Por outro lado, o Conselho Nacional de Avaliação da Política de Desenvolvimento Social (Coneval) publicou os resultados de uma pesquisa realizada com um milhão de beneficiários da Cruzada Nacional contra a Fome, estratégia governamental criada em 2013 que “pretende dar uma solução estrutural e permanente a um grave problema que existe no México: a fome”. Embora este programa tenha reduzido a carência de alimento de 100 a 42,5%, o próprio Coneval aponta que “devem ser encontrados mecanismos para lograr a redução da pobreza mais ampla que envolve 55 milhões de pessoas”.
Desperdício global
Segundo a FAO, a fruta é o alimento mais desperdiçado do mundo. A cada ano, são descartadas sem consumir 1 300 milhões de toneladas, o que equivale a 44% da produção.
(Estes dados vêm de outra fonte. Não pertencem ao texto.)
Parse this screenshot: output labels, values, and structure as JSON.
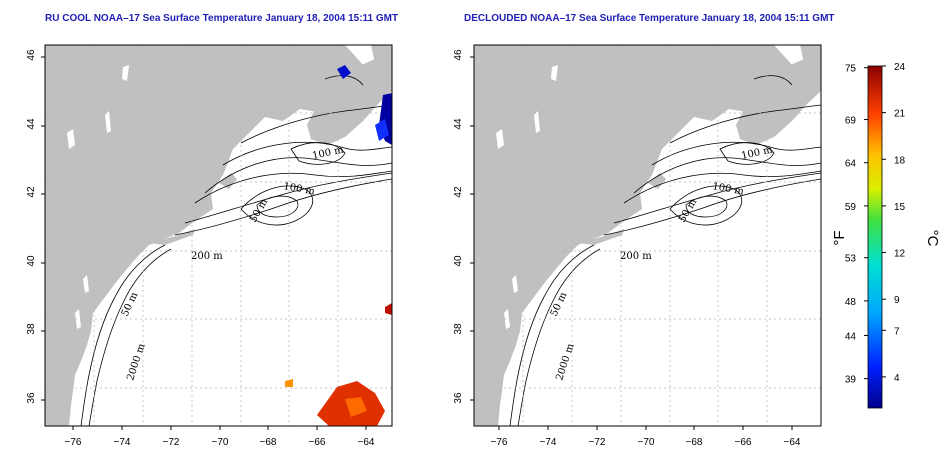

Outros alimentos de alto desperdício são os tubérculos (20%), os cereais (19%) e o leite (8% de desperdício mundial).
Planeta esgotado
De acordo com a organização Global Footprint Network (GFN), no dia 13 de agosto passado, o consumo dos mais de 7 000 milhões de pessoas que habitamos a Terra esgotou os recursos naturais que o planeta é capaz de produzir durante 2015. Ou seja, a partir desse momento todos os recursos que gastamos excedem a capacidade de produção terrestre. (A GFN estima que “a humanidade precisa atualmente de 1,6 planetas para sustentar seu modelo de consumo. E serão necessários dois planetas até 2030).
Danos colaterais
O desperdício de alimento não só representa perdas humanas e econômicas; também implica o uso inútil de água, terra, energia, material de embalagem, químicos, fertilizantes e pesticidas, além do combustível empregado para transportar a comida, entre muitos outros resíduos colaterais. Este desperdício é um risco para o ambiente devido ao aumento de metano e outros gases de efeito estufa causados pela putrefação dos alimentos.